D’après les études les plus récentes, des réserves de glycogène totalement épuisées pourraient se refaire en moins de 24h, donc relativement rapidement avec un apport fractionné régulier de glucides (3).

Comme nous l’avons vu, la baisse du stock va dépendre de l’intensité de l’effort ainsi que de la capacité de chaque individu à utiliser ses graisses de manière plus ou moins rapide. Précisons ici que nous pouvons entraîner notre corps à utiliser nos lipides plus rapidement si besoin, ce qui va nous permettre d’épuiser moins vite, voire incomplètement nos réserves de glycogène.

Pour exemple, nous pouvons citer Mark Allen ou Dave Scott, 2 légendes du triathlon longue distance. Selon des calculs faits dans le laboratoire de Tim Noakes, ils n’auraient jamais pu boucler le marathon à la fin de leur Ironman en 2h40 s’ils n’avaient pas utilisé les lipides comme carburant et non uniquement leurs réserves de glycogène … ! (4)

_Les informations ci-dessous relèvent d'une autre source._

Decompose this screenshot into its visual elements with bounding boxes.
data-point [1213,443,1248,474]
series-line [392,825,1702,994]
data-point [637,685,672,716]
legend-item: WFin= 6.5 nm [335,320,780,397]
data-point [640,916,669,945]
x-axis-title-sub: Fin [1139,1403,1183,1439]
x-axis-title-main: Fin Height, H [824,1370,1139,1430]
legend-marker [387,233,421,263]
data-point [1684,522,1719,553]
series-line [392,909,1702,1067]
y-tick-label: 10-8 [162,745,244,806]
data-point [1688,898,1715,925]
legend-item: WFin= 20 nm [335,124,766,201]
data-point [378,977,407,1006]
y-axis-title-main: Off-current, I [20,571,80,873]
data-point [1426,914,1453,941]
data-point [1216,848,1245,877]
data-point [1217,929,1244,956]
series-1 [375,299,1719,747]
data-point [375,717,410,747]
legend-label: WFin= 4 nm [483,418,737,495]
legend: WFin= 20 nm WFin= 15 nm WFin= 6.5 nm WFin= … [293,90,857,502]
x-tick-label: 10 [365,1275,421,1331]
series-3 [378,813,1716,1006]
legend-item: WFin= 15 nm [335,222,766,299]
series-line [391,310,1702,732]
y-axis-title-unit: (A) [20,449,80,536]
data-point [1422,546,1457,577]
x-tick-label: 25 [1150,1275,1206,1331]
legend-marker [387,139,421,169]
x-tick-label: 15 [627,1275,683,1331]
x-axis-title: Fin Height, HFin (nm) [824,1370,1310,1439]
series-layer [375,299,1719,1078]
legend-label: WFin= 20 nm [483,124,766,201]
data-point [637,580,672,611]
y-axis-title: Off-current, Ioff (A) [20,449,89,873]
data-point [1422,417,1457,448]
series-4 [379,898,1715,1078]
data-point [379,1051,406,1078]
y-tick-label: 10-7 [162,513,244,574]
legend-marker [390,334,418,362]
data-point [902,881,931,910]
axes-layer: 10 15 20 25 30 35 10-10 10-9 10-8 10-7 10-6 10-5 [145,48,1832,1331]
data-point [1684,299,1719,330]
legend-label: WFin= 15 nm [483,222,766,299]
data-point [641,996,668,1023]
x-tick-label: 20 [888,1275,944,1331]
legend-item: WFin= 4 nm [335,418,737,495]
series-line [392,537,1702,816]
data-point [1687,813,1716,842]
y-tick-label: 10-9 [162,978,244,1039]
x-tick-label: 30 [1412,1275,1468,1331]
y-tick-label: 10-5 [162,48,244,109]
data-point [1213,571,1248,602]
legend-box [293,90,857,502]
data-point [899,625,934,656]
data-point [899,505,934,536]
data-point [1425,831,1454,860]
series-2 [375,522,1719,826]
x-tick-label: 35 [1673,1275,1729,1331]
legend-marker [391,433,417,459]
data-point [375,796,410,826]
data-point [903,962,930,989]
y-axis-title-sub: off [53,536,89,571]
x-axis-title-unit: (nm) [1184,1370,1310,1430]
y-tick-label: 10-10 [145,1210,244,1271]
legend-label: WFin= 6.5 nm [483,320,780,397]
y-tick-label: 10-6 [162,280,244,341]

Cela montre bien l’importance primordiale des lipides, qui sont le carburant que l’on peut mobiliser longtemps, car leur quantité est conséquente, surtout si l’on apprend à son corps à bien les utiliser.

Conclusion

Maintenant que nous avons vu les différentes sources d’énergie, leur stockage et leur utilisation, vous avez compris que pour un sportif lambda, manger des pâtes avant la compétition ne va pas vous permettre de courir plus vite, ni plus longtemps, ni vous aider à vous sentir plus en forme.

Au contraire, les réserves de glycogène dans vos muscles et dans votre foie étant déjà pleines, les glucides de vos spaghettis vont être transformés en graisse, stockée surtout dans la région abdominale. Vous voyez sûrement de quoi je parle si je vous dis « poignées d’amour » ?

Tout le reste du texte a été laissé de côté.